Nearby Lubec is West Quoddy Head State Park, with its red-and-white-striped brick lighthouse, and its long wooded paths along the shore cliffs. Quoddy Head is the easternmost point of land in the United States. One of Jim's great regrets as he has been so weakened is that he can no longer walk the trails there that he walked for decades. We spent part of one sunny afternoon doing just that, so that we could tell him about it when we returned to the inn. It's a beautiful place.
Photos: West Quoddy Head Light, the pews at Lubec Congregational Christian Church, the ocean at Quoddy Head, looking toward Grand Manan island, the forest above the cliffs.

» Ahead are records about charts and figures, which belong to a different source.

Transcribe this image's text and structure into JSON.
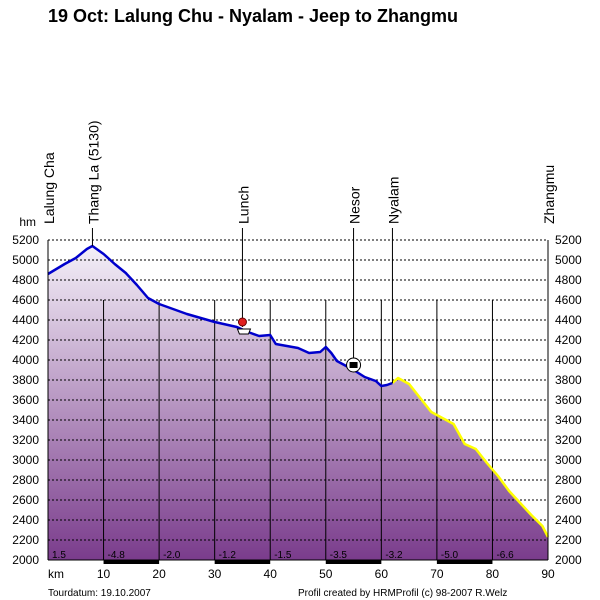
{
  "chart_data": {
    "type": "area",
    "title": "19 Oct: Lalung Chu - Nyalam - Jeep to Zhangmu",
    "ylabel": "hm",
    "xlabel": "km",
    "xlim": [
      0,
      90
    ],
    "ylim": [
      2000,
      5200
    ],
    "x_ticks": [
      0,
      10,
      20,
      30,
      40,
      50,
      60,
      70,
      80,
      90
    ],
    "y_ticks": [
      2000,
      2200,
      2400,
      2600,
      2800,
      3000,
      3200,
      3400,
      3600,
      3800,
      4000,
      4200,
      4400,
      4600,
      4800,
      5000,
      5200
    ],
    "grid": true,
    "series": [
      {
        "segment": "trek",
        "color": "#0000cc",
        "x": [
          0,
          3,
          5,
          7,
          8,
          10,
          12,
          14,
          16,
          18,
          20,
          25,
          30,
          34,
          36,
          38,
          40,
          41,
          45,
          47,
          49,
          50,
          51,
          52,
          55,
          57,
          59,
          60,
          61,
          62
        ],
        "y": [
          4860,
          4960,
          5020,
          5110,
          5140,
          5060,
          4960,
          4870,
          4750,
          4620,
          4560,
          4460,
          4380,
          4330,
          4280,
          4240,
          4250,
          4160,
          4120,
          4070,
          4080,
          4130,
          4070,
          3990,
          3900,
          3830,
          3790,
          3740,
          3750,
          3770
        ]
      },
      {
        "segment": "jeep",
        "color": "#ffff00",
        "x": [
          62,
          63,
          65,
          67,
          69,
          71,
          73,
          75,
          77,
          79,
          81,
          83,
          85,
          87,
          89,
          90
        ],
        "y": [
          3770,
          3820,
          3760,
          3620,
          3480,
          3420,
          3360,
          3160,
          3110,
          2970,
          2840,
          2690,
          2570,
          2450,
          2340,
          2230
        ]
      }
    ],
    "waypoints": [
      {
        "name": "Lalung Cha",
        "x": 0
      },
      {
        "name": "Thang La (5130)",
        "x": 8
      },
      {
        "name": "Lunch",
        "x": 35
      },
      {
        "name": "Nesor",
        "x": 55
      },
      {
        "name": "Nyalam",
        "x": 62
      },
      {
        "name": "Zhangmu",
        "x": 90
      }
    ],
    "gradients": [
      {
        "x0": 0,
        "x1": 10,
        "label": "1.5"
      },
      {
        "x0": 10,
        "x1": 20,
        "label": "-4.8"
      },
      {
        "x0": 20,
        "x1": 30,
        "label": "-2.0"
      },
      {
        "x0": 30,
        "x1": 40,
        "label": "-1.2"
      },
      {
        "x0": 40,
        "x1": 50,
        "label": "-1.5"
      },
      {
        "x0": 50,
        "x1": 60,
        "label": "-3.5"
      },
      {
        "x0": 60,
        "x1": 70,
        "label": "-3.2"
      },
      {
        "x0": 70,
        "x1": 80,
        "label": "-5.0"
      },
      {
        "x0": 80,
        "x1": 90,
        "label": "-6.6"
      }
    ],
    "markers": [
      {
        "name": "restaurant-icon",
        "x": 35,
        "y": 4330
      },
      {
        "name": "bus-icon",
        "x": 55,
        "y": 3950
      }
    ]
  },
  "footer": {
    "tourdate": "Tourdatum: 19.10.2007",
    "credit": "Profil created by HRMProfil (c) 98-2007 R.Welz"
  },
  "colors": {
    "fill_top": "#f4f0f8",
    "fill_bottom": "#7a3c8c",
    "trek_line": "#0000cc",
    "jeep_line": "#ffff00"
  }
}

Wednesday, November 2, 2011

Rough bottles and Hiroshima Kazuo



Back in September, two people in Harwich bought a pair of rough, Shino-glazed squared bottles from me at the Cranberry Festival craft show. That's all it takes, apparently, to set me off to making more of the same form ... two people spending $50 each for pots that had sat in my gallery for about two years. Where's the sense in that?
Never mind, though. I make a lot of pots and there are some forms that I particularly like and the tall bottle - squared or round - is one of them. There are several in the studio drying now - four- and seven-pound bottles. They're uniformly thrown, but the walls are fairly thick. That's partly because I throw that way and partly because when I run the rib up the sides I want enough clay to take the deforming without collapsing. The bottles are intended to be used as vases, but who knows how people might use them. They'll all be glazed in one Shino or another.
The other news is today's arrival of a gift from an anonymous (sort of) blog reader. Maybe 15 years ago when I wrote for a living in Washington, I covered the a show at the Sackler Museum called "A Basketmaker in Rural Japan." It was an astonishing show of bamboo baskets, fish traps and household implements by traditional basketmaker Hiroshima Kazuo. (The most recent reference I can find for him online shows him at 94 in 2009, sitting happily with guests at his home in Hinokage.) These were pieces of fully functional art made by a man who had been doing it all his adult life. Louise Allison Cort curated the exhibition for the Sackler. A fine film of the basketmaker at work accompanied the show.
The book is remarkable and I recommend it to anyone who loves seeing the products of a functional artist working at the very top of his game. We owned a copy of the book for years, but it got very wet at one point, deteriorated and then was lost. Now, I have a brand new copy and I'm grateful to whoever sent it. It came with a lovely inscription, but was not signed. It did, however, include a printout of a Kamaka Pottery blog post, with two of my comments on it. So I suspect New Zealander Bruce Martin, though how he arranged the whole thing I have no idea. Thank you, Bruce, or whoever sent it. I'm taking it with me to Maine tomorrow to read while we're in Lubec with Dee's brother Jim and his wife Marilyn.
The photos: 13-inch tall bottle, a group of smaller bottles, and a creel by Hiroshima Kazuo.